Since the 2003/4 season, Leeds United have been very familiar with the loan market, but rarely would you look back on a loan player with fond memories. There are a few exceptions, notably Max Gradel, Richard Naylor and Sol Bamba (his loan spell, rather than the permanent signing version of him). Indeed it seems that any player signed permanently after a successful loan suffers from some sort of curse causing all footballing ability to be drilled out of them, replaced with a hex that draws the ball towards their own goal. My favourite example of this is the curious case of Andy O’Brien, a player who had appeared in the Premier League for several years before Simon Grayson signed him on loan to shore up the shaky defensive, and for a period he was assured, strong and we rose to 2nd place at Christmas. Then he signed permanently and completely self-destructed, as did Leeds’ form in quite spectacular fashion.

The loan market is something that has become almost a necessity for Championship clubs in recent years, rather than truly for ’emergencies’ after the transfer window closes. In fact, there’s only a period of about a month where the loan market is closed before the January window opens, and yet we contrived to somehow nearly miss the deadline to sign Liam Bridcutt on loan from Sunderland, a player Evans had identified 3 weeks earlier, as well as looking for another 3/4 signings which never materialised. It’s all quite symptomatic of a club that operates with no long term plan, no real sense of direction and who lurch from PR disaster to PR disaster.

One thing that quietly crept through was Will Buckley’s return to his parent club, also Sunderland, in a one in, one out deal for Bridcutt, and that’s where the problem lies. Buckley arrived unfit, out of form and never really fit in with the plans, with Evans being quite happy to send him back to Sam Allardyce, now why does that mean Bridcutt will be any different? He threw him straight in the squad after training just twice, and having played very little football this season, and inevitably QPR’s midfield bossed the game, with Sandro dominating in a drab 1-0 loss for the Whites. For me, we should stop signing loan players altogether.

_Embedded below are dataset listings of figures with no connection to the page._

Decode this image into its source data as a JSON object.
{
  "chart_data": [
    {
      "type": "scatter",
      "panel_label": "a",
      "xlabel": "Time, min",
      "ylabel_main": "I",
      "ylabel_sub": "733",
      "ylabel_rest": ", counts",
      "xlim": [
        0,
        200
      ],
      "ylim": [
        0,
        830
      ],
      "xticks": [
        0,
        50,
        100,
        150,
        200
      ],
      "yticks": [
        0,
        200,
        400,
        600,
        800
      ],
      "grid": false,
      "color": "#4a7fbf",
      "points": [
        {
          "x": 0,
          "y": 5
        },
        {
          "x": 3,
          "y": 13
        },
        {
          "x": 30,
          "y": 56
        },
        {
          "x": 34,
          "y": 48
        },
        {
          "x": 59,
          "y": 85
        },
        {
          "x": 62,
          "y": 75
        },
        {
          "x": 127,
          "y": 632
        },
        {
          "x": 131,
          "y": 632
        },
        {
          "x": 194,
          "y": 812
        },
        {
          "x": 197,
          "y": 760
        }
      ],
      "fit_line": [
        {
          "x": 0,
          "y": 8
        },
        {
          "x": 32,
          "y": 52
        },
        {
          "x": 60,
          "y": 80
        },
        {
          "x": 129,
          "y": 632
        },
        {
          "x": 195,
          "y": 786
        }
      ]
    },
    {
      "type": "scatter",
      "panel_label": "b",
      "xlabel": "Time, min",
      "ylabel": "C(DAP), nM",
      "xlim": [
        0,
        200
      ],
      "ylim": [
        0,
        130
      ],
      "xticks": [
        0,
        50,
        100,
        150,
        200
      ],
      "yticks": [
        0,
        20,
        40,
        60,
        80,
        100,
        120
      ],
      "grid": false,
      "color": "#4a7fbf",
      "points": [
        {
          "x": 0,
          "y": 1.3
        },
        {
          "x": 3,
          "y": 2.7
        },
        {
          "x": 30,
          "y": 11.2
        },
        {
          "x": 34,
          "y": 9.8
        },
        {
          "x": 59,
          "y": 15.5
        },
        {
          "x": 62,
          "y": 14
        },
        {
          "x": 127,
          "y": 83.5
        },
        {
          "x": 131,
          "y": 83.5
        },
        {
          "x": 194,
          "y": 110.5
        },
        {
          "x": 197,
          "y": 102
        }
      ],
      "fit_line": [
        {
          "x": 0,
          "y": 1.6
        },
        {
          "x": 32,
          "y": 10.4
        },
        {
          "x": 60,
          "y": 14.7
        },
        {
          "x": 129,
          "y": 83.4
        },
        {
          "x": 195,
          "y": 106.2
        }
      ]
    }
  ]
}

In an extreme case, such as Silvestri getting injured now, of course, we should sign a loan goalkeeper, but that is a genuine emergency. Otherwise, don’t bother. Seriously, with the club in its current state, with the politics that go on behind the scenes, we’re unlikely to bring in any players that significantly improve the squad. When was the last one that did? Bamba of course, but otherwise, I have no idea. It’s not just the fact that these loan signings aren’t working, it’s that we keep repeating the same mistakes – the scatter-gun approach to transfer policy has bloated our squad to the point where every once in a while, the manager at the time will think “Hmm Doukara hasn’t played in a while, maybe I’ll give him a go” before he appears and boots the ball out of play to remind us that actually, yeah, he is crap. But that’s the problem, we don’t have a small squad, but we also don’t have any depth, just a serious of similarly average or poor players who are clearly affected by the constant change and politics at the club. Even when we have a talented player, off-field problems seem to prevent them from having any impact (see Byram), whether or not he’s in form, he’s undoubtadly better than Scott Wootton, who is only now holding on to his place until Berardi returns.

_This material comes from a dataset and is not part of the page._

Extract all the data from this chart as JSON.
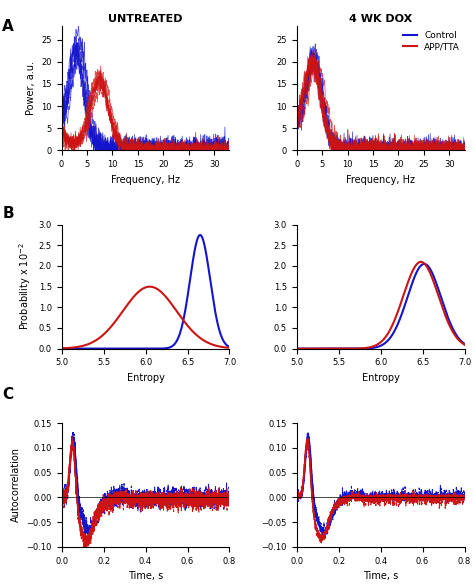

Loan deals are intended to add quality to your squad on a temporary basis, or in the case of Adeyemi, a try before you buy kind of deal, but in all honesty any loan player at the minute joins a team bereft of confidence, playing unattractive football at the bottom end of the championship, and inevitably they sink to the same level. Our shining lights at the minute are few and far between, Charlie Taylor is a superb player at this level, Lewis Cook is terrific and Alex Mowatt is fantastic on his day, but they’re all getting lost in the midst of this mess. At this point, I’d argue that signing Bridcutt will have little effect, not because he’s not a good player, because he proved that at Brighton, but because it’ll take him a couple of weeks to get into the rhythm of his team-mates, and to gain match fitness, by which point he could be plying his trade under another new manager, if results continue this way.

In a funny way, we’re in a similar position to last season, languishing in the bottom third and playing uninspiring football with our summer signings floundering, and only a dramatic turnaround post christmas saved us, and with Cellino’s ban due any day now and questions surrounding a potential takeover, where do we go from here?